Keywords:Zamzam Water; Memantine; Alzheimer ’s Disease; Memory; ApoE4; p53

Abbreviations:AD: Alzheimer’s Disease; NCD: Neurocognitive Disorder; ADLs: Activities of Daily Living; CEIs: Cholinesterase Inhibitors; NMDA: N-methyl-D-aspartate; STZ: Streptozotocin; IAEC: Institutional Animal Ethics Committee; OFT: Open Field Test

Introduction

Alzheimer’s disease (AD) is widely recognized as the prototypical and most prevalent form of major neurocognitive disorder (NCD). It is a chronic, progressive neurodegenerative condition primarily affecting the elderly population and is characterized by a gradual decline in cognitive abilities, functional independence, and behavioral stability. The disease typically begins with subtle deficits in memory- particularly short-term memory- and over time progresses to involve more complex cognitive domains, including executive functions (such as reasoning, problem-solving, and planning), visuospatial skills, language abilities, and motor coordination. Other hallmark symptoms include impaired praxis (the ability to perform purposeful movements), making even routine tasks increasingly difficult [1].

As AD advances, individuals experience increasing difficulty in performing basic and instrumental activities of daily living (ADLs), such as cooking, managing finances, or personal hygiene. This erosion of independence significantly affects quality of life and imposes a growing burden on caregivers and healthcare systems. Importantly, AD is not limited to cognitive deterioration alone; neuropsychiatric symptoms are also common. These include depression, anxiety, apathy, agitation, hallucinations, and delusions, which not only exacerbate caregiver stress but may also appear before overt cognitive symptoms become apparent, complicating early diagnosis and management [2].

The global burden of major neurocognitive disorders is rising rapidly. Currently, an estimated 50 million people worldwide are living with some form of NCD, with AD accounting for the majority of cases. Notably, around 60% of these individuals reside in low- and middle-income countries, where access to diagnostic and treatment resources is often limited. Projections suggest a dramatic increase in prevalence, with the number of affected individuals expected to reach 78 million by 2030 and surpass 1.3 billion by 2050, primarily driven by aging populations and increased life expectancy [3].

Despite decades of research, there is still no curative treatment for Alzheimer’s disease. Current pharmacological strategies are focused on symptomatic relief and slowing disease progression rather than reversing or halting its course.
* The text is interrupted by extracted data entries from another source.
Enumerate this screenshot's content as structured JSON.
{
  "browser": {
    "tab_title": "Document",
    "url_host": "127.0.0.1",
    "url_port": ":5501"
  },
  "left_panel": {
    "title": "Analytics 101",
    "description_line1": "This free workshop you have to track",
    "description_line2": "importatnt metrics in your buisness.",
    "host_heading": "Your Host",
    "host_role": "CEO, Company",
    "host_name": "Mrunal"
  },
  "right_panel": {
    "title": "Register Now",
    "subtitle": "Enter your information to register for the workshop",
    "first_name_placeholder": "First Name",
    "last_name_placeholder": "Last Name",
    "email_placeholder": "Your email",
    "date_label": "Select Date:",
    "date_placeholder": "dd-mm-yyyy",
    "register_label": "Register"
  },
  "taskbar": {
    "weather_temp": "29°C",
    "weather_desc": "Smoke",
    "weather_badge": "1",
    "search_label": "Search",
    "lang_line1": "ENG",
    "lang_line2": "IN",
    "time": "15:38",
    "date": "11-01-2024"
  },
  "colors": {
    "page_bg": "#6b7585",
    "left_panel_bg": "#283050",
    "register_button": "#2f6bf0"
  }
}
Among these, cholinesterase inhibitors (CEIs)- such as donepezil, rivastigmine, and galantamine- are considered the first-line therapy for patients with mild to moderate AD. These agents function by enhancing cholinergic transmission, which is typically reduced in AD, thereby offering modest improvements in cognition and function [4].
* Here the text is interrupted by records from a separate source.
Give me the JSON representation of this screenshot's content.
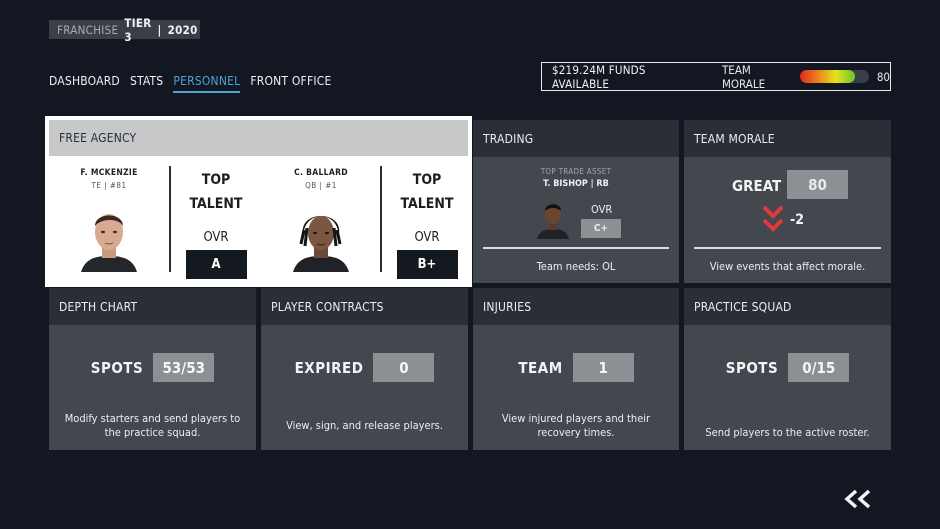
{
  "header": {
    "franchise_label": "FRANCHISE",
    "tier": "TIER 3",
    "divider": "|",
    "year": "2020"
  },
  "nav": {
    "tabs": [
      {
        "label": "DASHBOARD",
        "active": false
      },
      {
        "label": "STATS",
        "active": false
      },
      {
        "label": "PERSONNEL",
        "active": true
      },
      {
        "label": "FRONT OFFICE",
        "active": false
      }
    ]
  },
  "status": {
    "funds": "$219.24M FUNDS AVAILABLE",
    "morale_label": "TEAM MORALE",
    "morale_value": "80",
    "morale_fraction": 0.8
  },
  "free_agency": {
    "title": "FREE AGENCY",
    "players": [
      {
        "name": "F. MCKENZIE",
        "pos": "TE  |  #81",
        "talent": [
          "TOP",
          "TALENT"
        ],
        "ovr_label": "OVR",
        "grade": "A"
      },
      {
        "name": "C. BALLARD",
        "pos": "QB  |  #1",
        "talent": [
          "TOP",
          "TALENT"
        ],
        "ovr_label": "OVR",
        "grade": "B+"
      }
    ]
  },
  "trading": {
    "title": "TRADING",
    "asset_label": "TOP TRADE ASSET",
    "asset_name": "T. BISHOP | RB",
    "ovr_label": "OVR",
    "grade": "C+",
    "needs": "Team needs: OL"
  },
  "team_morale": {
    "title": "TEAM MORALE",
    "status": "GREAT",
    "value": "80",
    "delta": "-2",
    "link": "View events that affect morale."
  },
  "depth_chart": {
    "title": "DEPTH CHART",
    "label": "SPOTS",
    "value": "53/53",
    "desc": "Modify starters and send players to the practice squad."
  },
  "contracts": {
    "title": "PLAYER CONTRACTS",
    "label": "EXPIRED",
    "value": "0",
    "desc": "View, sign, and release players."
  },
  "injuries": {
    "title": "INJURIES",
    "label": "TEAM",
    "value": "1",
    "desc": "View injured players and their recovery times."
  },
  "practice_squad": {
    "title": "PRACTICE SQUAD",
    "label": "SPOTS",
    "value": "0/15",
    "desc": "Send players to the active roster."
  },
  "colors": {
    "accent": "#4fa3d6",
    "background": "#121721",
    "tile": "#43474e",
    "tile_header": "#2a2f37",
    "danger": "#e23a3a"
  },
  "icons": {
    "back": "double-chevron-left-icon",
    "morale_down": "double-chevron-down-icon"
  }
}
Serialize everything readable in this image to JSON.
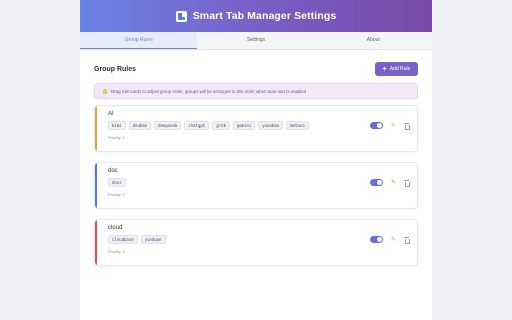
{
  "header": {
    "title": "Smart Tab Manager Settings"
  },
  "tabs": [
    {
      "label": "Group Rules"
    },
    {
      "label": "Settings"
    },
    {
      "label": "About"
    }
  ],
  "section": {
    "title": "Group Rules",
    "add_label": "Add Rule"
  },
  "info": {
    "text": "Drag rule cards to adjust group order, groups will be arranged in this order when auto-sort is enabled"
  },
  "colors": {
    "accent": "#7a61c9",
    "stripe_ai": "#e8a33a",
    "stripe_doc": "#4a7be6",
    "stripe_cloud": "#e05252"
  },
  "rules": [
    {
      "name": "AI",
      "keywords": [
        "kimi",
        "doubao",
        "deepseek",
        "chatgpt",
        "grok",
        "gemini",
        "yuanbao",
        "metaso"
      ],
      "priority": "Priority: 1",
      "enabled": true
    },
    {
      "name": "doc",
      "keywords": [
        "docs"
      ],
      "priority": "Priority: 2",
      "enabled": true
    },
    {
      "name": "cloud",
      "keywords": [
        "cloudbase",
        "yunduan"
      ],
      "priority": "Priority: 3",
      "enabled": true
    }
  ]
}
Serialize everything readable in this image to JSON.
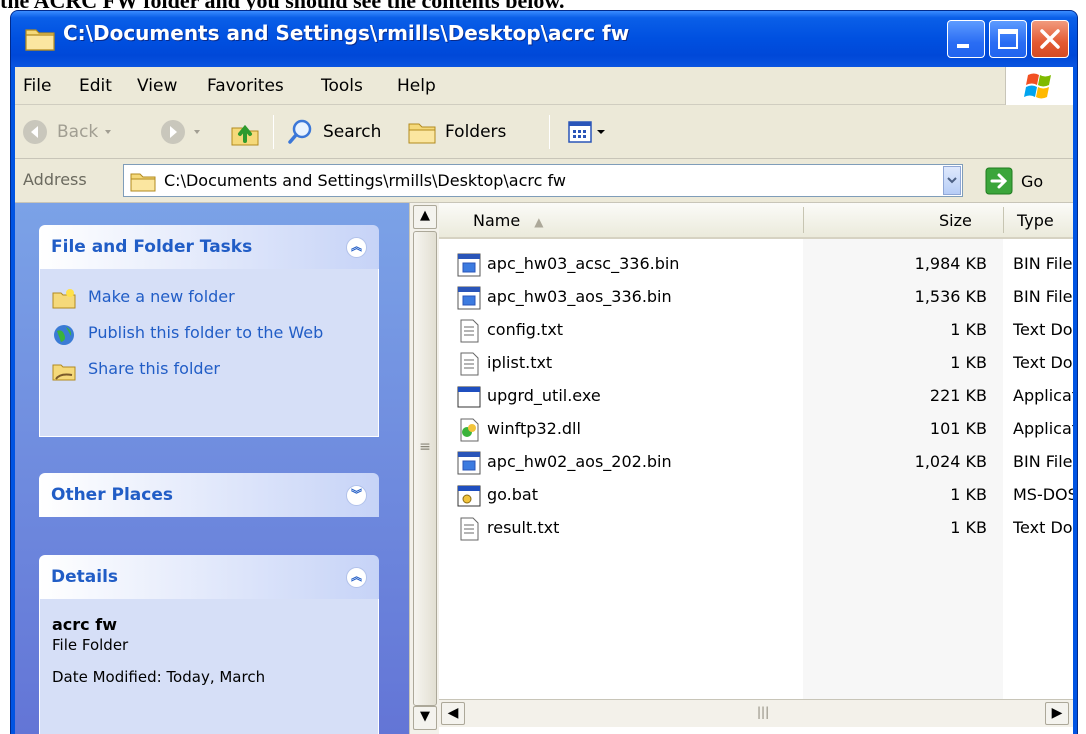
{
  "caption": "the ACRC FW folder and you should see the contents below.",
  "window": {
    "title": "C:\\Documents and Settings\\rmills\\Desktop\\acrc fw"
  },
  "menu": [
    {
      "label": "File"
    },
    {
      "label": "Edit"
    },
    {
      "label": "View"
    },
    {
      "label": "Favorites"
    },
    {
      "label": "Tools"
    },
    {
      "label": "Help"
    }
  ],
  "toolbar": {
    "back": "Back",
    "search": "Search",
    "folders": "Folders"
  },
  "address": {
    "label": "Address",
    "value": "C:\\Documents and Settings\\rmills\\Desktop\\acrc fw",
    "go": "Go"
  },
  "tasks_panel": {
    "title": "File and Folder Tasks",
    "items": [
      {
        "label": "Make a new folder"
      },
      {
        "label": "Publish this folder to the Web"
      },
      {
        "label": "Share this folder"
      }
    ]
  },
  "other_places": {
    "title": "Other Places"
  },
  "details": {
    "title": "Details",
    "name": "acrc fw",
    "type": "File Folder",
    "date": "Date Modified: Today, March"
  },
  "columns": {
    "name": "Name",
    "size": "Size",
    "type": "Type"
  },
  "files": [
    {
      "name": "apc_hw03_acsc_336.bin",
      "size": "1,984 KB",
      "type": "BIN File",
      "icon": "bin-file-icon"
    },
    {
      "name": "apc_hw03_aos_336.bin",
      "size": "1,536 KB",
      "type": "BIN File",
      "icon": "bin-file-icon"
    },
    {
      "name": "config.txt",
      "size": "1 KB",
      "type": "Text Document",
      "icon": "text-file-icon"
    },
    {
      "name": "iplist.txt",
      "size": "1 KB",
      "type": "Text Document",
      "icon": "text-file-icon"
    },
    {
      "name": "upgrd_util.exe",
      "size": "221 KB",
      "type": "Application",
      "icon": "exe-file-icon"
    },
    {
      "name": "winftp32.dll",
      "size": "101 KB",
      "type": "Application Extension",
      "icon": "dll-file-icon"
    },
    {
      "name": "apc_hw02_aos_202.bin",
      "size": "1,024 KB",
      "type": "BIN File",
      "icon": "bin-file-icon"
    },
    {
      "name": "go.bat",
      "size": "1 KB",
      "type": "MS-DOS Batch File",
      "icon": "bat-file-icon"
    },
    {
      "name": "result.txt",
      "size": "1 KB",
      "type": "Text Document",
      "icon": "text-file-icon"
    }
  ],
  "colors": {
    "titlebar": "#0054e3",
    "chrome": "#ece9d8",
    "task_link": "#215dc6",
    "left_pane": "#7ba2e7"
  }
}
For individuals with moderate to severe AD, the N-methyl- D-aspartate (NMDA) receptor antagonist Memantine has been approved. Memantine acts by regulating glutamatergic activity, which is often dysregulated in AD, thereby helping to protect neurons from excitotoxic damage. Despite their widespread use, the effectiveness of these medications is limited, and they do not alter the underlying neurodegenerative process. Moreover, most of the existing literature and clinical guidelines have predominantly focused on CEIs, with relatively less exploration into the usage patterns, efficacy, and long-term outcomes associated with Memantine [5].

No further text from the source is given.